To make my ‘trouble’ seem legitimate, I’m invoking an example from The Mahabharata , because there’s nothing like the epics to justify one’s trivial attempts to appear larger than life. So, just before Arjuna (as Brihannala) prepares to fight the Kauravas, who were raiding Virata’s cattle, he fumbles with the armour, letting Prince Uttara help him wear it. In my present situation, my packing skills are as bad as Brihannala's armour-wearing skills, only I’m not pretending at all (neither am I an avatar of Arjuna; clarifying, just in case some right-wing fanatics want definitive proof).

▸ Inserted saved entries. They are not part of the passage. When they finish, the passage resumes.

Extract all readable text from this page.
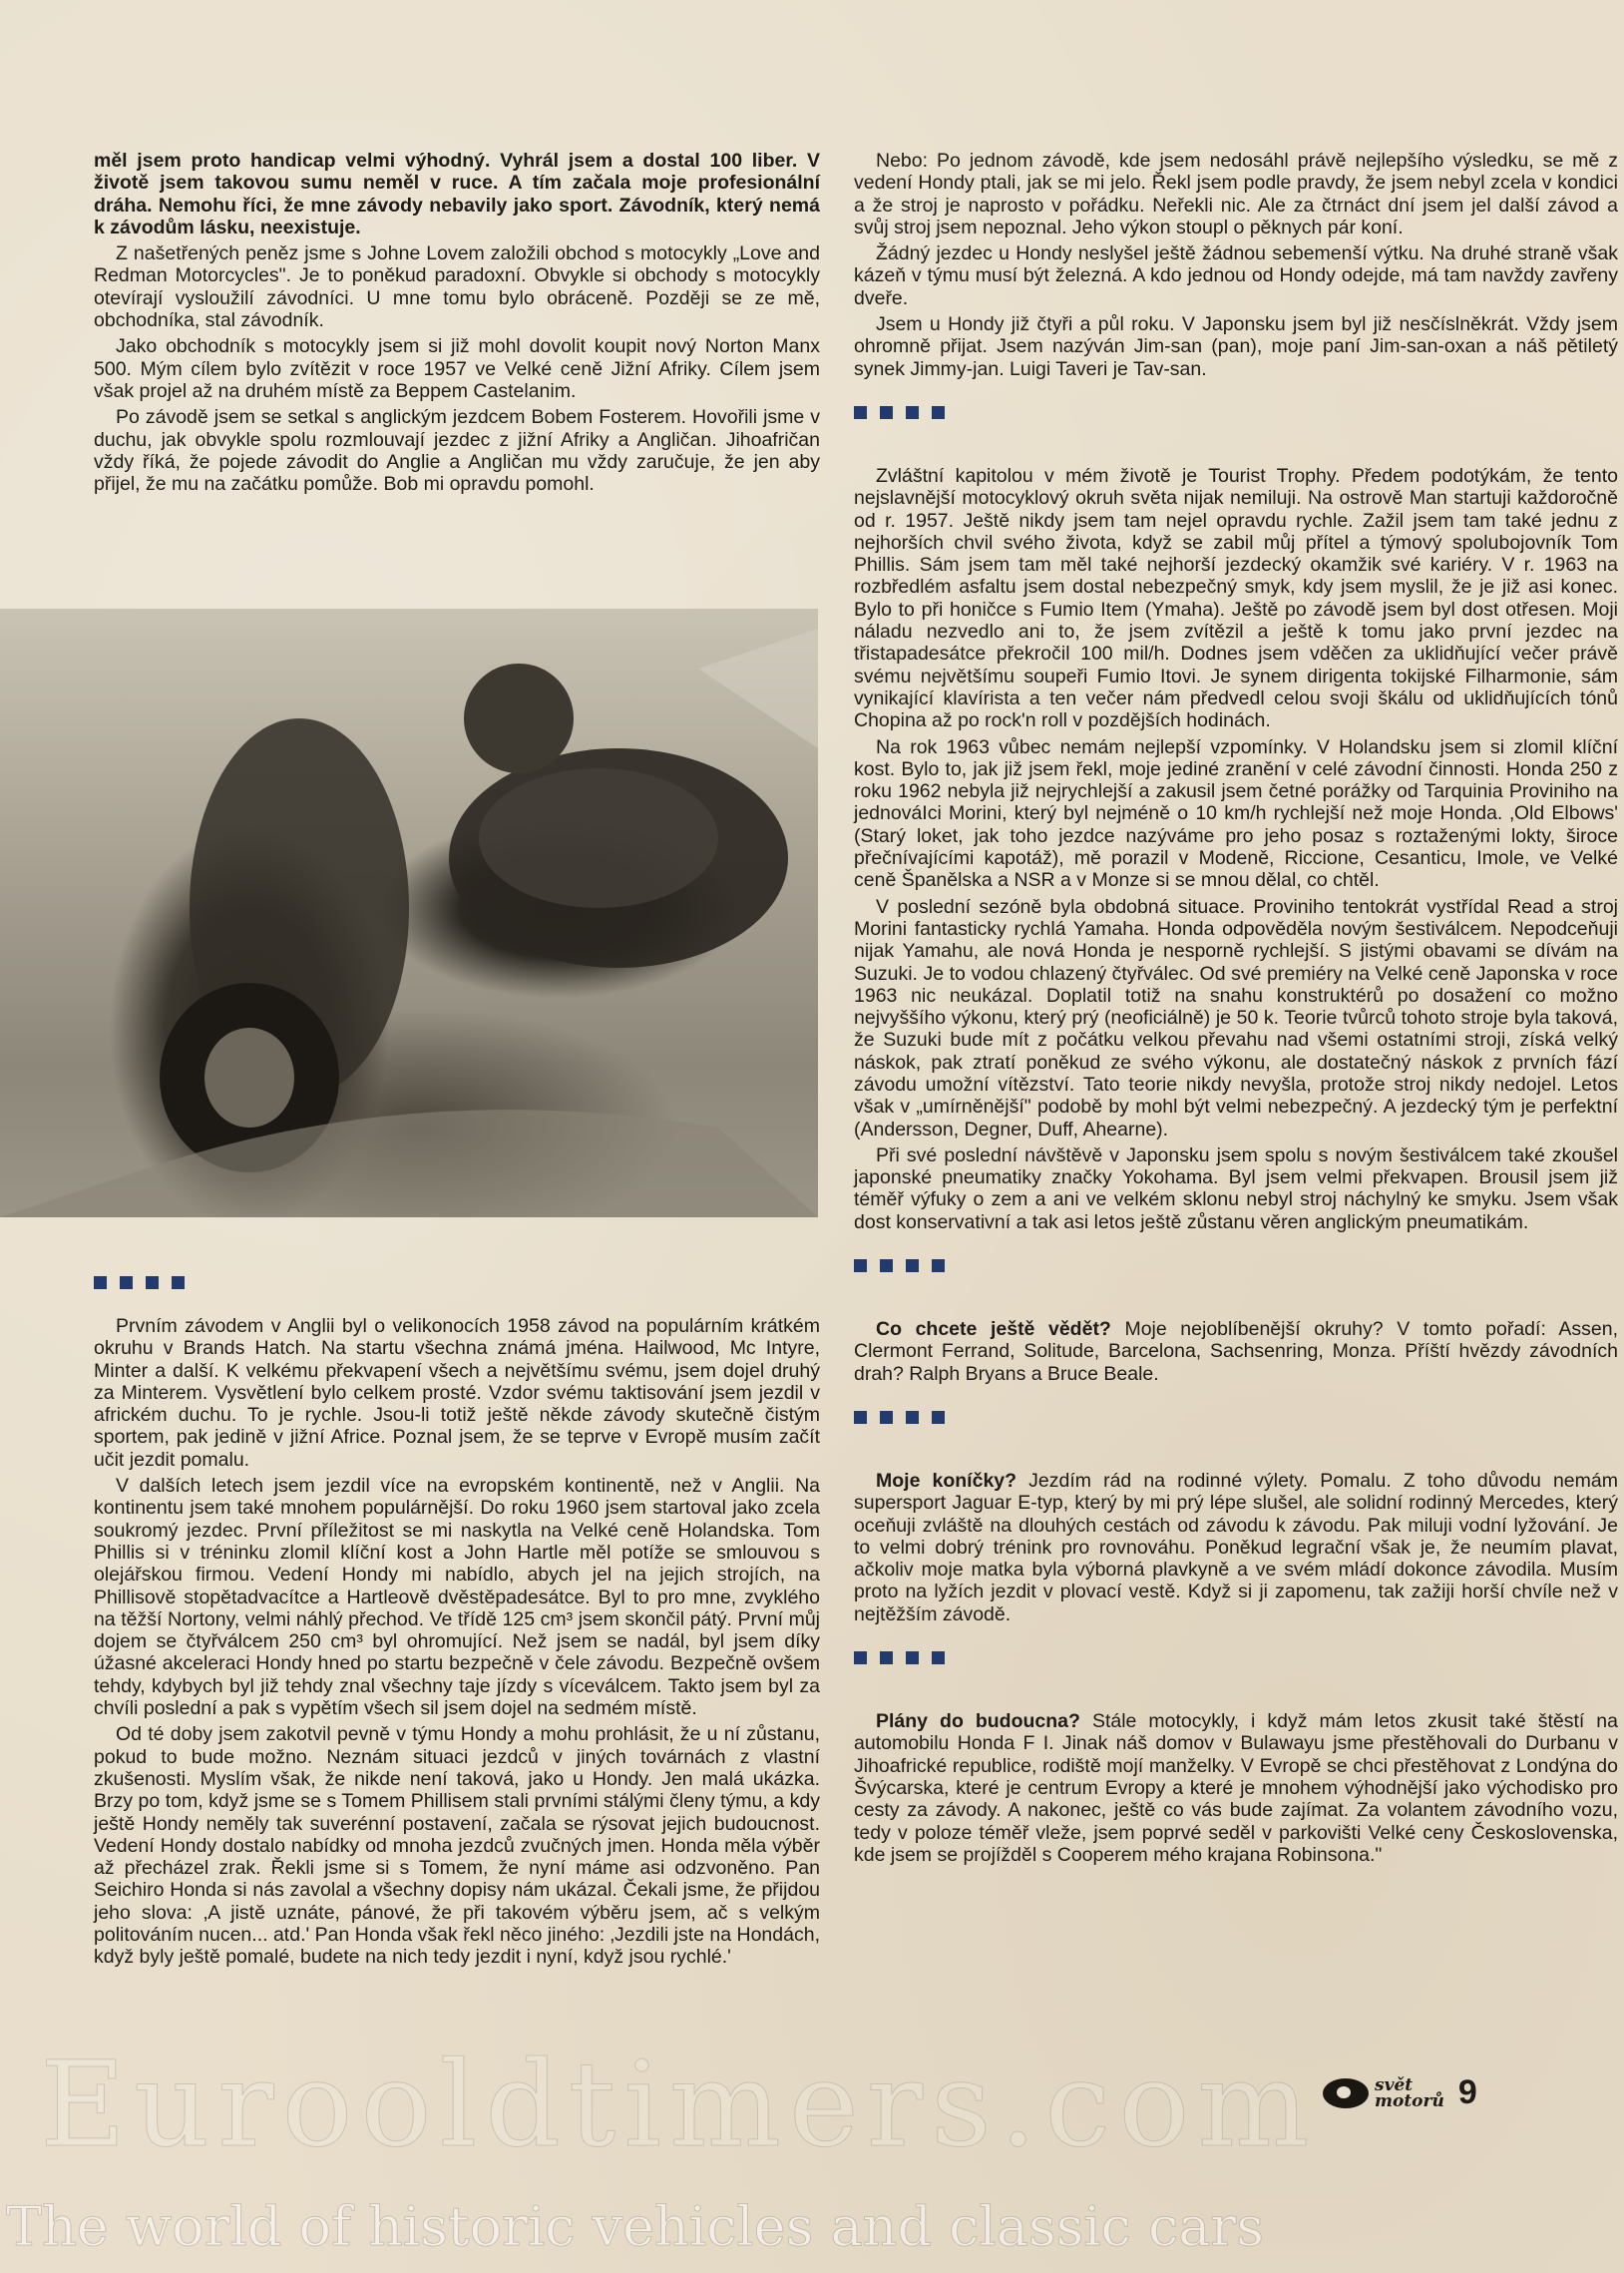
měl jsem proto handicap velmi výhodný. Vyhrál jsem a dostal 100 liber. V životě jsem takovou sumu neměl v ruce. A tím začala moje profesionální dráha. Nemohu říci, že mne závody nebavily jako sport. Závodník, který nemá k závodům lásku, neexistuje.

Z našetřených peněz jsme s Johne Lovem založili obchod s motocykly „Love and Redman Motorcycles". Je to poněkud paradoxní. Obvykle si obchody s motocykly otevírají vysloužilí závodníci. U mne tomu bylo obráceně. Později se ze mě, obchodníka, stal závodník.

Jako obchodník s motocykly jsem si již mohl dovolit koupit nový Norton Manx 500. Mým cílem bylo zvítězit v roce 1957 ve Velké ceně Jižní Afriky. Cílem jsem však projel až na druhém místě za Beppem Castelanim.

Po závodě jsem se setkal s anglickým jezdcem Bobem Fosterem. Hovořili jsme v duchu, jak obvykle spolu rozmlouvají jezdec z jižní Afriky a Angličan. Jihoafričan vždy říká, že pojede závodit do Anglie a Angličan mu vždy zaručuje, že jen aby přijel, že mu na začátku pomůže. Bob mi opravdu pomohl.

Prvním závodem v Anglii byl o velikonocích 1958 závod na populárním krátkém okruhu v Brands Hatch. Na startu všechna známá jména. Hailwood, Mc Intyre, Minter a další. K velkému překvapení všech a největšímu svému, jsem dojel druhý za Minterem. Vysvětlení bylo celkem prosté. Vzdor svému taktisování jsem jezdil v africkém duchu. To je rychle. Jsou-li totiž ještě někde závody skutečně čistým sportem, pak jedině v jižní Africe. Poznal jsem, že se teprve v Evropě musím začít učit jezdit pomalu.

V dalších letech jsem jezdil více na evropském kontinentě, než v Anglii. Na kontinentu jsem také mnohem populárnější. Do roku 1960 jsem startoval jako zcela soukromý jezdec. První příležitost se mi naskytla na Velké ceně Holandska. Tom Phillis si v tréninku zlomil klíční kost a John Hartle měl potíže se smlouvou s olejářskou firmou. Vedení Hondy mi nabídlo, abych jel na jejich strojích, na Phillisově stopětadvacítce a Hartleově dvěstěpadesátce. Byl to pro mne, zvyklého na těžší Nortony, velmi náhlý přechod. Ve třídě 125 cm³ jsem skončil pátý. První můj dojem se čtyřválcem 250 cm³ byl ohromující. Než jsem se nadál, byl jsem díky úžasné akceleraci Hondy hned po startu bezpečně v čele závodu. Bezpečně ovšem tehdy, kdybych byl již tehdy znal všechny taje jízdy s víceválcem. Takto jsem byl za chvíli poslední a pak s vypětím všech sil jsem dojel na sedmém místě.

Od té doby jsem zakotvil pevně v týmu Hondy a mohu prohlásit, že u ní zůstanu, pokud to bude možno. Neznám situaci jezdců v jiných továrnách z vlastní zkušenosti. Myslím však, že nikde není taková, jako u Hondy. Jen malá ukázka. Brzy po tom, když jsme se s Tomem Phillisem stali prvními stálými členy týmu, a kdy ještě Hondy neměly tak suverénní postavení, začala se rýsovat jejich budoucnost. Vedení Hondy dostalo nabídky od mnoha jezdců zvučných jmen. Honda měla výběr až přecházel zrak. Řekli jsme si s Tomem, že nyní máme asi odzvoněno. Pan Seichiro Honda si nás zavolal a všechny dopisy nám ukázal. Čekali jsme, že přijdou jeho slova: ‚A jistě uznáte, pánové, že při takovém výběru jsem, ač s velkým politováním nucen... atd.' Pan Honda však řekl něco jiného: ‚Jezdili jste na Hondách, když byly ještě pomalé, budete na nich tedy jezdit i nyní, když jsou rychlé.'

Nebo: Po jednom závodě, kde jsem nedosáhl právě nejlepšího výsledku, se mě z vedení Hondy ptali, jak se mi jelo. Řekl jsem podle pravdy, že jsem nebyl zcela v kondici a že stroj je naprosto v pořádku. Neřekli nic. Ale za čtrnáct dní jsem jel další závod a svůj stroj jsem nepoznal. Jeho výkon stoupl o pěknych pár koní.

Žádný jezdec u Hondy neslyšel ještě žádnou sebemenší výtku. Na druhé straně však kázeň v týmu musí být železná. A kdo jednou od Hondy odejde, má tam navždy zavřeny dveře.

Jsem u Hondy již čtyři a půl roku. V Japonsku jsem byl již nesčíslněkrát. Vždy jsem ohromně přijat. Jsem nazýván Jim-san (pan), moje paní Jim-san-oxan a náš pětiletý synek Jimmy-jan. Luigi Taveri je Tav-san.

Zvláštní kapitolou v mém životě je Tourist Trophy. Předem podotýkám, že tento nejslavnější motocyklový okruh světa nijak nemiluji. Na ostrově Man startuji každoročně od r. 1957. Ještě nikdy jsem tam nejel opravdu rychle. Zažil jsem tam také jednu z nejhorších chvil svého života, když se zabil můj přítel a týmový spolubojovník Tom Phillis. Sám jsem tam měl také nejhorší jezdecký okamžik své kariéry. V r. 1963 na rozbředlém asfaltu jsem dostal nebezpečný smyk, kdy jsem myslil, že je již asi konec. Bylo to při honičce s Fumio Item (Ymaha). Ještě po závodě jsem byl dost otřesen. Moji náladu nezvedlo ani to, že jsem zvítězil a ještě k tomu jako první jezdec na třistapadesátce překročil 100 mil/h. Dodnes jsem vděčen za uklidňující večer právě svému největšímu soupeři Fumio Itovi. Je synem dirigenta tokijské Filharmonie, sám vynikající klavírista a ten večer nám předvedl celou svoji škálu od uklidňujících tónů Chopina až po rock'n roll v pozdějších hodinách.

Na rok 1963 vůbec nemám nejlepší vzpomínky. V Holandsku jsem si zlomil klíční kost. Bylo to, jak již jsem řekl, moje jediné zranění v celé závodní činnosti. Honda 250 z roku 1962 nebyla již nejrychlejší a zakusil jsem četné porážky od Tarquinia Proviniho na jednováIci Morini, který byl nejméně o 10 km/h rychlejší než moje Honda. ‚Old Elbows' (Starý loket, jak toho jezdce nazýváme pro jeho posaz s roztaženými lokty, široce přečnívajícími kapotáž), mě porazil v Modeně, Riccione, Cesanticu, Imole, ve Velké ceně Španělska a NSR a v Monze si se mnou dělal, co chtěl.

V poslední sezóně byla obdobná situace. Proviniho tentokrát vystřídal Read a stroj Morini fantasticky rychlá Yamaha. Honda odpověděla novým šestiválcem. Nepodceňuji nijak Yamahu, ale nová Honda je nesporně rychlejší. S jistými obavami se dívám na Suzuki. Je to vodou chlazený čtyřválec. Od své premiéry na Velké ceně Japonska v roce 1963 nic neukázal. Doplatil totiž na snahu konstruktérů po dosažení co možno nejvyššího výkonu, který prý (neoficiálně) je 50 k. Teorie tvůrců tohoto stroje byla taková, že Suzuki bude mít z počátku velkou převahu nad všemi ostatními stroji, získá velký náskok, pak ztratí poněkud ze svého výkonu, ale dostatečný náskok z prvních fází závodu umožní vítězství. Tato teorie nikdy nevyšla, protože stroj nikdy nedojel. Letos však v „umírněnější" podobě by mohl být velmi nebezpečný. A jezdecký tým je perfektní (Andersson, Degner, Duff, Ahearne).

Při své poslední návštěvě v Japonsku jsem spolu s novým šestiválcem také zkoušel japonské pneumatiky značky Yokohama. Byl jsem velmi překvapen. Brousil jsem již téměř výfuky o zem a ani ve velkém sklonu nebyl stroj náchylný ke smyku. Jsem však dost konservativní a tak asi letos ještě zůstanu věren anglickým pneumatikám.

Co chcete ještě vědět? Moje nejoblíbenější okruhy? V tomto pořadí: Assen, Clermont Ferrand, Solitude, Barcelona, Sachsenring, Monza. Příští hvězdy závodních drah? Ralph Bryans a Bruce Beale.

Moje koníčky? Jezdím rád na rodinné výlety. Pomalu. Z toho důvodu nemám supersport Jaguar E-typ, který by mi prý lépe slušel, ale solidní rodinný Mercedes, který oceňuji zvláště na dlouhých cestách od závodu k závodu. Pak miluji vodní lyžování. Je to velmi dobrý trénink pro rovnováhu. Poněkud legrační však je, že neumím plavat, ačkoliv moje matka byla výborná plavkyně a ve svém mládí dokonce závodila. Musím proto na lyžích jezdit v plovací vestě. Když si ji zapomenu, tak zažiji horší chvíle než v nejtěžším závodě.

Plány do budoucna? Stále motocykly, i když mám letos zkusit také štěstí na automobilu Honda F I. Jinak náš domov v Bulawayu jsme přestěhovali do Durbanu v Jihoafrické republice, rodiště mojí manželky. V Evropě se chci přestěhovat z Londýna do Švýcarska, které je centrum Evropy a které je mnohem výhodnější jako východisko pro cesty za závody. A nakonec, ještě co vás bude zajímat. Za volantem závodního vozu, tedy v poloze téměř vleže, jsem poprvé seděl v parkovišti Velké ceny Československa, kde jsem se projížděl s Cooperem mého krajana Robinsona."

Eurooldtimers.com	svět
motorů 9
The world of historic vehicles and classic cars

If that wasn’t enough, I had always packed at the last minute, to the point where I cut it too fine. Case in proof was my Ladakh trip, where I borrowed a much-needed winter coat the night before my flight. But that ‘trick’ helped me avoid overstuffing my suitcase, thanks to sheer panic and the lack of time. I’ve even tried the packing checklist — one look at the universal packing list website sent me into a tizzy and I conveniently pushed packing by a day. Then there was the time where I lazily threw everything into a bag. While my immediate problem was solved, I had no room for souvenirs, forcing me to buy another bag.
However, I think I’ve quite perfected the nagging art of packing by employing my most efficient method — simply asking someone else to pack.